Police officers stopped the renters and questioned them for 22 minutes while they contacted the homeowner.
Rialto Police released body camera video footage showing that the officers were polite and professional. They never drew their weapons. Some engaged in joking chatter with the renters while they checked out their story.
Prendergast, though, said at a news conference Thursday in New York that she felt she was singled out because she is black. She cited instances where innocent black people have been shot by police.
"Do you not understand how you jeopardized our lives because of your fear?" she asked. "Just because I'm living here to tell this story doesn't make it any more right."
She quoted her famous singer-songwriter grandfather: "We don't need more trouble, what we need is love."

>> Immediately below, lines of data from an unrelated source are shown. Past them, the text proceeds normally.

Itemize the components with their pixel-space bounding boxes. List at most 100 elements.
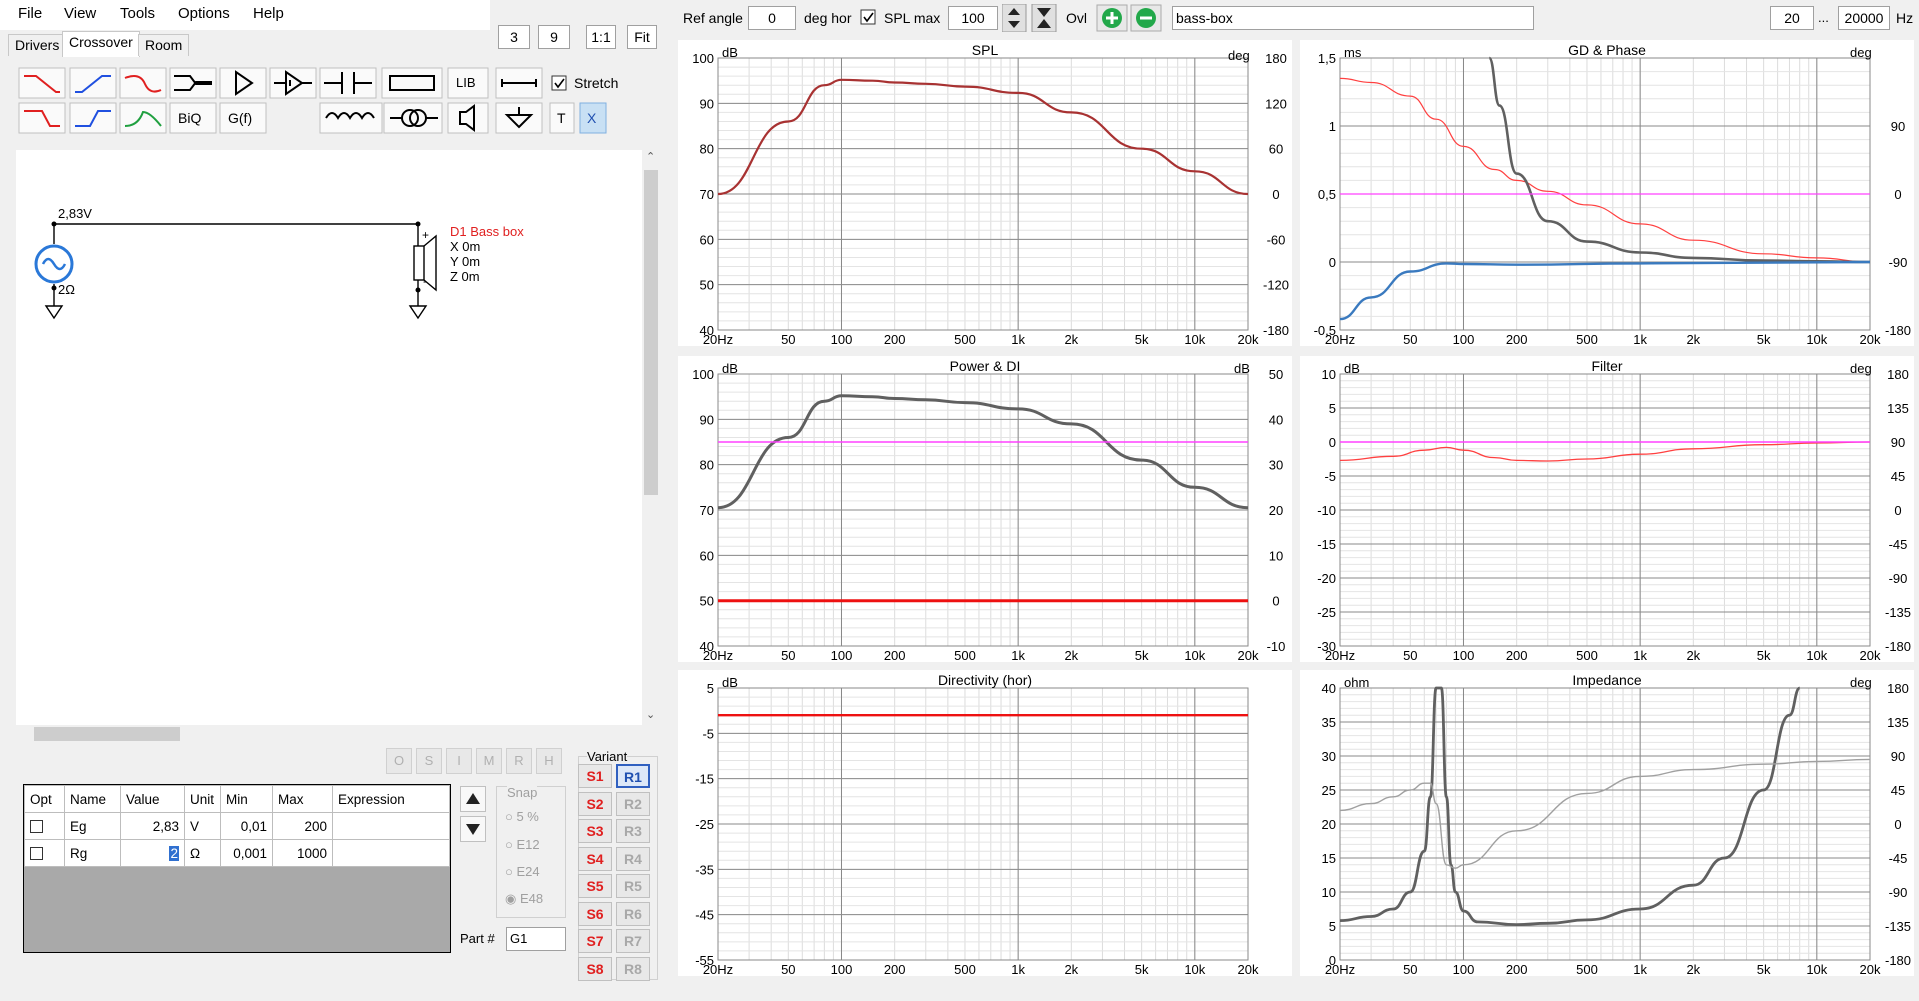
move-down-button[interactable] [460,816,486,842]
tab-drivers[interactable]: Drivers [8,34,67,56]
spl-chart-panel[interactable]: SPL dB deg 100 90 80 70 60 50 40 180 120 60 0 -60 -1… [678,40,1292,347]
x-tick-label: 1k [1011,648,1025,662]
schematic-canvas[interactable]: 2,83V 2Ω + - D1 Bass box X 0m Y 0m Z 0m [16,150,642,725]
table-row[interactable]: Eg 2,83 V 0,01 200 [24,812,450,840]
menu-help[interactable]: Help [253,5,284,22]
col-expression: Expression [332,785,450,813]
variant-s7-button[interactable]: S7 [578,929,612,953]
spl-max-checkbox[interactable] [860,9,876,25]
move-up-button[interactable] [460,786,486,812]
y-tick-label: 60 [700,232,714,247]
variant-r2-button[interactable]: R2 [616,791,650,816]
lib-button[interactable]: LIB [456,75,476,90]
power-di-chart-panel[interactable]: Power & DI dB dB 100 90 80 70 60 50 40 50 40 30 20… [678,356,1292,663]
optim-i-button[interactable]: I [446,748,472,774]
variant-s6-button[interactable]: S6 [578,901,612,926]
tab-room[interactable]: Room [138,34,190,56]
snap-option-5pct[interactable]: ○ 5 % [505,809,539,824]
snap-option-e48[interactable]: ◉ E48 [505,891,544,906]
variant-s5-button[interactable]: S5 [578,874,612,898]
col-opt: Opt [24,785,65,813]
menu-view[interactable]: View [64,5,97,22]
param-value[interactable]: 2,83 [120,812,185,840]
variant-r3-button[interactable]: R3 [616,819,650,843]
table-row[interactable]: Rg 2 Ω 0,001 1000 [24,839,450,867]
menu-tools[interactable]: Tools [120,5,156,22]
optim-r-button[interactable]: R [506,748,532,774]
optim-s-button[interactable]: S [416,748,442,774]
param-value[interactable]: 2 [120,839,185,867]
param-min[interactable]: 0,001 [220,839,273,867]
tab-crossover[interactable]: Crossover [62,31,140,57]
variant-r4-button[interactable]: R4 [616,846,650,871]
menu-file[interactable]: File [18,5,43,22]
freq-max-input[interactable]: 20000 [1838,6,1890,30]
x-tick-label: 50 [781,962,795,976]
canvas-horizontal-scrollbar[interactable] [16,725,642,743]
variant-s4-button[interactable]: S4 [578,846,612,871]
optim-h-button[interactable]: H [536,748,562,774]
variant-s8-button[interactable]: S8 [578,956,612,981]
variant-s1-button[interactable]: S1 [578,764,612,788]
filter-chart-panel[interactable]: Filter dB deg 10 5 0 -5 -10 -15 -20 -25 -30 180 13… [1300,356,1914,663]
fit-button[interactable]: Fit [627,25,657,49]
param-max[interactable]: 200 [272,812,333,840]
y2-tick-label: -180 [1263,323,1289,338]
driver-name-label[interactable]: D1 Bass box [450,224,524,239]
x-tick-label: 20k [1860,962,1881,976]
schematic-drawing [34,221,437,320]
param-expression[interactable] [332,839,450,867]
param-max[interactable]: 1000 [272,839,333,867]
canvas-vertical-scrollbar[interactable]: ⌃ ⌄ [642,150,660,725]
component-toolbar: BiQ G(f) LIB Stretch T X [0,60,660,148]
variant-r1-button[interactable]: R1 [616,764,650,788]
variant-r8-button[interactable]: R8 [616,956,650,981]
x-tick-label: 500 [954,332,976,346]
variant-r7-button[interactable]: R7 [616,929,650,953]
x-button[interactable]: X [587,110,597,126]
biq-button[interactable]: BiQ [178,110,202,126]
snap-option-e24[interactable]: ○ E24 [505,864,540,879]
ref-angle-input[interactable]: 0 [748,6,796,30]
y2-tick-label: 90 [1891,435,1905,450]
impedance-chart-panel[interactable]: Impedance ohm deg 40 35 30 25 20 15 10 5 0 180 135… [1300,670,1914,977]
menu-options[interactable]: Options [178,5,230,22]
view-box-9[interactable]: 9 [538,25,570,49]
opt-checkbox[interactable] [24,839,65,867]
scroll-up-icon[interactable]: ⌃ [646,151,656,163]
x-tick-label: 1k [1011,962,1025,976]
y-tick-label: -15 [1317,537,1336,552]
horizontal-scroll-thumb[interactable] [34,727,180,741]
snap-option-e12[interactable]: ○ E12 [505,837,540,852]
overlay-buttons[interactable] [1096,4,1162,32]
variant-s3-button[interactable]: S3 [578,819,612,843]
spl-max-input[interactable]: 100 [948,6,998,30]
optim-o-button[interactable]: O [386,748,412,774]
gd-phase-chart-panel[interactable]: GD & Phase ms deg 1,5 1 0,5 0 -0,5 90 0 -90 -180… [1300,40,1914,347]
param-value-selected[interactable]: 2 [169,845,179,861]
directivity-chart-panel[interactable]: Directivity (hor) dB 5 -5 -15 -25 -35 -45 -55 2… [678,670,1292,977]
view-box-3[interactable]: 3 [498,25,530,49]
stretch-checkbox-label[interactable]: Stretch [574,75,619,91]
optim-m-button[interactable]: M [476,748,502,774]
variant-r6-button[interactable]: R6 [616,901,650,926]
param-min[interactable]: 0,01 [220,812,273,840]
y-tick-label: 50 [700,278,714,293]
params-table: Opt Name Value Unit Min Max Expression E… [24,785,450,867]
freq-min-input[interactable]: 20 [1770,6,1814,30]
zoom-1to1-button[interactable]: 1:1 [586,25,616,49]
vertical-scroll-thumb[interactable] [644,170,658,495]
driver-y-label: Y 0m [450,254,481,269]
t-button[interactable]: T [557,110,566,126]
opt-checkbox[interactable] [24,812,65,840]
part-number-input[interactable]: G1 [506,927,566,951]
y-tick-label: -55 [695,953,714,968]
param-expression[interactable] [332,812,450,840]
x-tick-label: 100 [831,962,853,976]
spl-max-stepper[interactable] [1002,4,1058,32]
gf-button[interactable]: G(f) [228,110,253,126]
scroll-down-icon[interactable]: ⌄ [646,709,656,721]
variant-s2-button[interactable]: S2 [578,791,612,816]
variant-r5-button[interactable]: R5 [616,874,650,898]
project-name-input[interactable]: bass-box [1172,6,1534,30]
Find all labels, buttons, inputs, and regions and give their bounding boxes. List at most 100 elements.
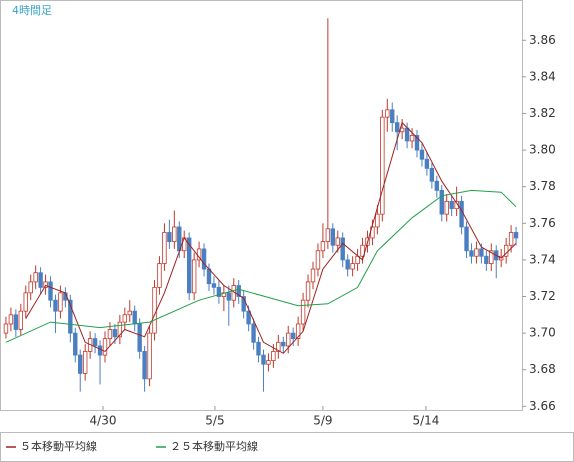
y-tick-label: 3.74 xyxy=(529,252,556,266)
candle-body xyxy=(132,310,137,325)
chart-title: 4時間足 xyxy=(12,4,52,17)
candle-body xyxy=(335,237,340,246)
candle-body xyxy=(345,259,350,270)
candle-body xyxy=(186,237,192,294)
candle-body xyxy=(112,329,118,338)
candle-body xyxy=(236,285,241,297)
candle-body xyxy=(226,292,232,301)
y-tick-label: 3.70 xyxy=(529,326,556,340)
candle-body xyxy=(256,341,261,356)
candle-body xyxy=(117,321,123,338)
legend-frame xyxy=(0,432,574,462)
candle-body xyxy=(43,281,48,288)
moving-average-line xyxy=(5,189,517,343)
candle-body xyxy=(58,292,63,312)
y-tick-label: 3.84 xyxy=(529,69,556,83)
candle-body xyxy=(152,286,157,334)
candle-body xyxy=(399,127,405,133)
y-tick-label: 3.80 xyxy=(529,143,556,157)
candle-body xyxy=(3,323,9,334)
candle-body xyxy=(191,259,197,294)
legend-label: ２５本移動平均線 xyxy=(170,439,258,453)
candle-body xyxy=(53,299,58,312)
candle-body xyxy=(157,263,162,288)
candle-body xyxy=(68,299,73,334)
candle-body xyxy=(137,323,142,352)
candle-body xyxy=(48,281,53,301)
candle-body xyxy=(73,332,78,356)
candle-body xyxy=(380,116,385,215)
candle-body xyxy=(508,232,514,246)
candle-body xyxy=(375,213,380,228)
candle-body xyxy=(300,299,306,325)
candle-body xyxy=(315,250,321,270)
candle-body xyxy=(286,332,291,347)
candle-body xyxy=(449,200,454,210)
candle-body xyxy=(459,200,464,228)
candle-body xyxy=(251,323,256,343)
candle-body xyxy=(429,167,435,182)
candle-body xyxy=(390,109,395,124)
candle-body xyxy=(340,237,345,261)
candle-body xyxy=(122,314,128,323)
candle-body xyxy=(484,255,489,264)
candle-body xyxy=(305,281,311,301)
y-tick-label: 3.82 xyxy=(529,106,556,120)
candle-body xyxy=(469,250,474,257)
y-tick-label: 3.78 xyxy=(529,179,556,193)
candle-body xyxy=(241,296,246,312)
candle-body xyxy=(434,180,440,191)
x-tick-label: 5/5 xyxy=(205,414,224,428)
candle-body xyxy=(360,244,365,257)
candle-body xyxy=(350,263,355,270)
candle-body xyxy=(201,248,207,270)
plot-frame xyxy=(0,0,523,411)
y-tick-label: 3.86 xyxy=(529,33,556,47)
candle-body xyxy=(295,323,301,340)
candle-body xyxy=(320,241,326,252)
legend-label: ５本移動平均線 xyxy=(20,439,97,453)
moving-average-line xyxy=(25,121,517,354)
candle-body xyxy=(206,268,212,285)
candle-body xyxy=(261,354,266,365)
candle-body xyxy=(82,351,88,374)
candle-body xyxy=(276,341,281,352)
candle-body xyxy=(464,226,469,252)
candle-body xyxy=(409,135,415,142)
candle-body xyxy=(404,127,410,142)
candle-body xyxy=(513,232,519,239)
candle-body xyxy=(142,351,147,380)
candle-body xyxy=(394,122,400,133)
candle-body xyxy=(444,200,449,215)
x-tick-label: 5/9 xyxy=(313,414,332,428)
candle-body xyxy=(246,310,251,325)
candle-body xyxy=(489,250,494,264)
y-tick-label: 3.72 xyxy=(529,289,556,303)
candle-body xyxy=(18,310,24,330)
candle-body xyxy=(424,158,430,169)
candle-body xyxy=(281,341,286,347)
y-tick-label: 3.68 xyxy=(529,362,556,376)
candle-body xyxy=(13,314,19,330)
candle-body xyxy=(479,248,484,257)
y-tick-label: 3.66 xyxy=(529,399,556,413)
candle-body xyxy=(439,189,444,215)
candle-body xyxy=(102,338,108,356)
candle-body xyxy=(266,360,271,365)
candle-body xyxy=(23,292,28,312)
candle-body xyxy=(127,310,132,316)
candle-body xyxy=(330,228,336,246)
candle-body xyxy=(172,226,177,243)
candle-body xyxy=(414,135,420,151)
candle-body xyxy=(92,338,98,347)
candle-body xyxy=(310,268,316,283)
candle-body xyxy=(162,232,167,264)
y-tick-label: 3.76 xyxy=(529,216,556,230)
candle-body xyxy=(290,332,296,340)
candle-body xyxy=(385,109,390,118)
candle-body xyxy=(78,354,83,374)
candle-body xyxy=(33,272,38,283)
x-tick-label: 4/30 xyxy=(90,414,117,428)
candle-body xyxy=(211,283,217,288)
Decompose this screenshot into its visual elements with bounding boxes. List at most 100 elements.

Lawyers for Prendergast, Fyffe-Marshall and Olafimihan have said they plan to sue over the incident.
At the news conference, Prendergast said the police should be investigated for how they handled the situation. So should the neighbor who called police in the first place, she said.
Fyffe-Marshall, who is a filmmaker, posted a short video of part of the encounter on Facebook, writing that they were "surrounded" by seven police cars and told to put their hands in the air.
The longer video released by Rialto police captured a cordial interaction, though one in which the black renters questioned whether the 911 call was racially motivated and expressed frustration that it was taking so long to clear up the situation.
Rialto police Chief Mark Kling said the department has been unfairly accused of racism.
This story has been corrected to reflect that four people were stopped by police, not three.